No, then I did not know yet that it and is happiness. But such warm and a little bit the pressing feeling somewhere there, in a breast, I, probably, any more never had in life.

If someone wants to be talent. Or even genius … Two steps forward. To fail. Also be free as wind in a clean floor. I - do not want. Talent. Especially, genius. I want here so. To be one of. Among the. Same, as I. Perhaps in something it is a little better. In something - it is a little worse. But same, as I. Such which will not throw. Also will pull out. Even from the burning beter. In spite of the fact that the ammunition can jerk in any second.

Though, generally, I also got out of a beter. Not in it business. I knew that will not throw. But also most if you are a fighter, it is not necessary to ploshat.
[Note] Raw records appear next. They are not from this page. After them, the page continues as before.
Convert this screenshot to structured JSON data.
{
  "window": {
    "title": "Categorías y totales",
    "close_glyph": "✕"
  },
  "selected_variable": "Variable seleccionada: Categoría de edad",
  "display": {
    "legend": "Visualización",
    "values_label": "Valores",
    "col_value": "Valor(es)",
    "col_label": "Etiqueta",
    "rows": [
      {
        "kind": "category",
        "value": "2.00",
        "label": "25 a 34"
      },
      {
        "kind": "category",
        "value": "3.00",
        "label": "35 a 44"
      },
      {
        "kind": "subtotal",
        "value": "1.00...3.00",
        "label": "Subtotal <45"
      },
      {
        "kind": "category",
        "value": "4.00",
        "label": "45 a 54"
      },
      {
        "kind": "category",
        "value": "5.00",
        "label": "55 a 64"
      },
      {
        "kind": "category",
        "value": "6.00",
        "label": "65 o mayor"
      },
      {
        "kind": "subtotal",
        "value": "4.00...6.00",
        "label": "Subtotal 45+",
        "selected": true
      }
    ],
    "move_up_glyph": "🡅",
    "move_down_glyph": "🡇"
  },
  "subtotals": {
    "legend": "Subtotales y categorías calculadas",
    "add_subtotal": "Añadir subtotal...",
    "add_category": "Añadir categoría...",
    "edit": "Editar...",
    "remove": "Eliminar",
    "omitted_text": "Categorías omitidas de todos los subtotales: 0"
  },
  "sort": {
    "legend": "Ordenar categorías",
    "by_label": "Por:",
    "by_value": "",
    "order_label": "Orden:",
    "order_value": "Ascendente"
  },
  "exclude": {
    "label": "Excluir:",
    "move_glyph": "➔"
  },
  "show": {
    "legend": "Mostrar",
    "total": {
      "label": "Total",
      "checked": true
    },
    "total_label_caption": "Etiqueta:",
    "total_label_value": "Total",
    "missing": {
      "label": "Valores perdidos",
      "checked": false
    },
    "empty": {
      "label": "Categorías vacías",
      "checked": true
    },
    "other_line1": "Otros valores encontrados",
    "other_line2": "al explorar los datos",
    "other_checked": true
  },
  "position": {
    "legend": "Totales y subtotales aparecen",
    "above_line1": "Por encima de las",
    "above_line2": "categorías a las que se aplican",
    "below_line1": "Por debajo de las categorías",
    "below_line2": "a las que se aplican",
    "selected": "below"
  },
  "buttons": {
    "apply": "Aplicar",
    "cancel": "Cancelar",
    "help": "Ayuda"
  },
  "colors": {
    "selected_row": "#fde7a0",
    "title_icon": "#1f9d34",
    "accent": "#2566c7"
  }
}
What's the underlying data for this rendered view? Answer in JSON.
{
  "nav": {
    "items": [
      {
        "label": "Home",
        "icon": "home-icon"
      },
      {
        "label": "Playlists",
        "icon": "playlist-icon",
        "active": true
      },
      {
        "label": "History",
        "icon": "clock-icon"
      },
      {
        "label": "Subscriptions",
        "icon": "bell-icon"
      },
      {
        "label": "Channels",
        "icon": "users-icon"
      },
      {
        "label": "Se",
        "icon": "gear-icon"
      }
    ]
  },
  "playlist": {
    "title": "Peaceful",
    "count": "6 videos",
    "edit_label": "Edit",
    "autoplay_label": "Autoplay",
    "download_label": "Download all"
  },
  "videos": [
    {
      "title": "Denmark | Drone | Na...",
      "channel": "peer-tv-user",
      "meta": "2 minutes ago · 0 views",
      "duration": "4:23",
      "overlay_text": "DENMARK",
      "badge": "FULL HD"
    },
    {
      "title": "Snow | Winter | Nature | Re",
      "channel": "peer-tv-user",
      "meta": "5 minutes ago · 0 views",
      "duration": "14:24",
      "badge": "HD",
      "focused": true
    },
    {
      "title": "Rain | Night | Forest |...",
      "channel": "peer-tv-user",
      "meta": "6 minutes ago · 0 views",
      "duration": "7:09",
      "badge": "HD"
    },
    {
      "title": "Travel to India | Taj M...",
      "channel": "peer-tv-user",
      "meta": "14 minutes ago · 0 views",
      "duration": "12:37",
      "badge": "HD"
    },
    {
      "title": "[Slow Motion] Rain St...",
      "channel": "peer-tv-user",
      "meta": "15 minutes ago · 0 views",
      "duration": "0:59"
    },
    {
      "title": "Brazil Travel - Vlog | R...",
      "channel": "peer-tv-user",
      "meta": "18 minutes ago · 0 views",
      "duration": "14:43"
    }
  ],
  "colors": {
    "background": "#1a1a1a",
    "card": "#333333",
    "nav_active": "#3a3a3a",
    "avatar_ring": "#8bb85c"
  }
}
However, till that warm May evening in a kishlak of Akchi it was still far. And then … I stood on the concrete road of the Chita airfield. Someone clapped me on shoulders, someone embraced. And in front, and from a back. And I stood, was silent. Also went crazy. Then, yet without understanding that with happiness. It reached me much later. But reached. And maybe, for this reason I am not sorry about anything. Neither about contusions, nor about splinters of the cumulative grenade that still and sit somewhere there, it is deep in a body. About anything. I am not sorry.

Boys … Perhaps someone else needs the old, gray-haired tipper-of who did not forget to hollow at once, at the same time, from two machine guns of a beter yet? And not forgotten what marking is applied on what bullet of the boss … to

That?. Leg?! Yes all with it as it should be. I to the paid neuropathologist descended then.